In HDInsight, we use Azure SQL database as Hive Metastore. Azure SQL DB is relational database-as-a-service (DBaaS) hosted in the Azure and give availability SLA of 99.99.
There are two ways you can setup Metastore for your HDInsight clusters
HDInsight default Metastore – If you don’t provide a custom Metastore option, HDInsight will provision
Metastore with every cluster type. Here are some key considerations with default Metastore
- No additional cost. HDInsight provisions Metastore with every cluster type without any additional cost to you.
- Default Metastore is tied to the cluster life, when you delete the cluster your Metastore and metadata is also deleted
- You cannot share the Default Metastore with additional clusters.
- The default Metastore use Basic Azure SQL DB which gives you 5 DTU [Database Transaction limit]
This is generally good option for relatively simple workload where you don’t have multiple clusters and don’t need metadata preserved beyond the life cycle of the cluster.
Custom Metastore – HDInsight lets you pick custom Metastore. It’s a recommended approach for production clusters due to number reasons such as
- You bring your own Azure SQL database as Metastore
- As lifecycle of Metastore is not tied to a cluster lifecycle, you can create and delete clusters without worrying about the metadata loss.
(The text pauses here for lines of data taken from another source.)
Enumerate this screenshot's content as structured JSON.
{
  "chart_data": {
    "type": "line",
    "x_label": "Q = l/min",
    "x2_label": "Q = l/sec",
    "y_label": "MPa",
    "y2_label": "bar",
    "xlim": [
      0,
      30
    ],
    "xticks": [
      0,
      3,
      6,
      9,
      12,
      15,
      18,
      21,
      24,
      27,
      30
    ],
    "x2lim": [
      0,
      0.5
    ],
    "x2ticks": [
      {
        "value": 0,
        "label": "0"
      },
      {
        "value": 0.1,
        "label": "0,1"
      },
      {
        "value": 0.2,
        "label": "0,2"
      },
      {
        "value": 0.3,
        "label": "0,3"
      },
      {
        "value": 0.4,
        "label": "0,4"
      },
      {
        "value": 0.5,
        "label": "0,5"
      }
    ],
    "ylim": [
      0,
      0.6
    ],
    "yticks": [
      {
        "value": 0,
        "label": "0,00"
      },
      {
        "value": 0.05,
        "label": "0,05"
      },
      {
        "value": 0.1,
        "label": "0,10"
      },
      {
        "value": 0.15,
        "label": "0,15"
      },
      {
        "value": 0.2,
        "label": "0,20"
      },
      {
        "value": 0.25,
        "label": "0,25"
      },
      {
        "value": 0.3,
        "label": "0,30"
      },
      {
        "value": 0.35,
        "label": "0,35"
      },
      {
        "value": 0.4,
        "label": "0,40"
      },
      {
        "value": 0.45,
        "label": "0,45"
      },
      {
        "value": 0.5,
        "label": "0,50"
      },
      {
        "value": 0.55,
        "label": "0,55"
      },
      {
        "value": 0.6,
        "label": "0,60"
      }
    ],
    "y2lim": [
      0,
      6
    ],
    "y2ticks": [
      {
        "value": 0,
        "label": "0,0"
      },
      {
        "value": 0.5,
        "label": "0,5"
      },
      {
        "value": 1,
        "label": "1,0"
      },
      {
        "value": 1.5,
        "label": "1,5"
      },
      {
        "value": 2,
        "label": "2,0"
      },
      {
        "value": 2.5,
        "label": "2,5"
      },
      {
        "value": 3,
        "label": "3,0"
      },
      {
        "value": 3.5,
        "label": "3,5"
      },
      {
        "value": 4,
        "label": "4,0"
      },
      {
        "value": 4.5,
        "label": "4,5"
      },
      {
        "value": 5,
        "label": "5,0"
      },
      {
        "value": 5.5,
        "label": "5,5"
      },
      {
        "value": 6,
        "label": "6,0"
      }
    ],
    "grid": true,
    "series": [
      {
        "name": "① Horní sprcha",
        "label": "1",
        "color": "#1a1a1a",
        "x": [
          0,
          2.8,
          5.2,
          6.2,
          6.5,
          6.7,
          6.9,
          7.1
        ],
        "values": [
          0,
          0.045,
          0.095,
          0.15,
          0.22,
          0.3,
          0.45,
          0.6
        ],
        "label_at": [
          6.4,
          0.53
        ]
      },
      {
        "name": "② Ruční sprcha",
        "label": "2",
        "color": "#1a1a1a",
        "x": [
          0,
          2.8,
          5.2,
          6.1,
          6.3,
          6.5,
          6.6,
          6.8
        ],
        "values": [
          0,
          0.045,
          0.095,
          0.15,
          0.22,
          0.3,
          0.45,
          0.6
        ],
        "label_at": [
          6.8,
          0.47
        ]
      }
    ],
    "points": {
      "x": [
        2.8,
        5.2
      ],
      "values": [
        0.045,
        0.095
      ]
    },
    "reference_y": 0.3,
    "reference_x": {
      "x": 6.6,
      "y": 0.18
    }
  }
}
- Custom Metastore lets you attach multiple clusters and cluster types to same Metastore. Example – Single Metastore can be shared across Interactive Hive, Hive and Spark clusters in HDInsight
- You pay for the cost of Metastore (Azure SQL DB)
Image – Typical shared custom Metastore scenario in HDInsight
Here are general HDinsight Hive Metastore best practices that you should consider
- Use custom Metastore whenever possible, this will help you separate Compute and Metadata
- Start with S2 tier which will give you 50 DTU and 250 GB of storage, you can always scale the database up in case you see bottlenecks
- Ensure that the Metastore created for one HDInsight cluster version is not shared across different HDInsight cluster versions. This is due to different Hive versions has different schemas. Example - Hive 1.2 and Hive 2.1 clusters trying to use same Metastore.
- Back-up your custom Metastore periodically for OOPS recovery and DR needs
- Monitor your Metastore for performance and availability with Azure SQL DB Monitoring tools [Azure Portal , Azure Log Analytics]
How to select a custom Metastore during cluster creation?
You can easily point your cluster to a pre-created Azure SQL DB during cluster creation as well as after cluster is created. The option is under storage --> Metastore settings while creating a new Hadoop , Spark or Intractive Hive cluster from Azure portal
As discussed above Hive Metastore is critical component of Hadoop and Spark architecture and picking up right Metastore strategy will certainly help you with right Architecture and user experience.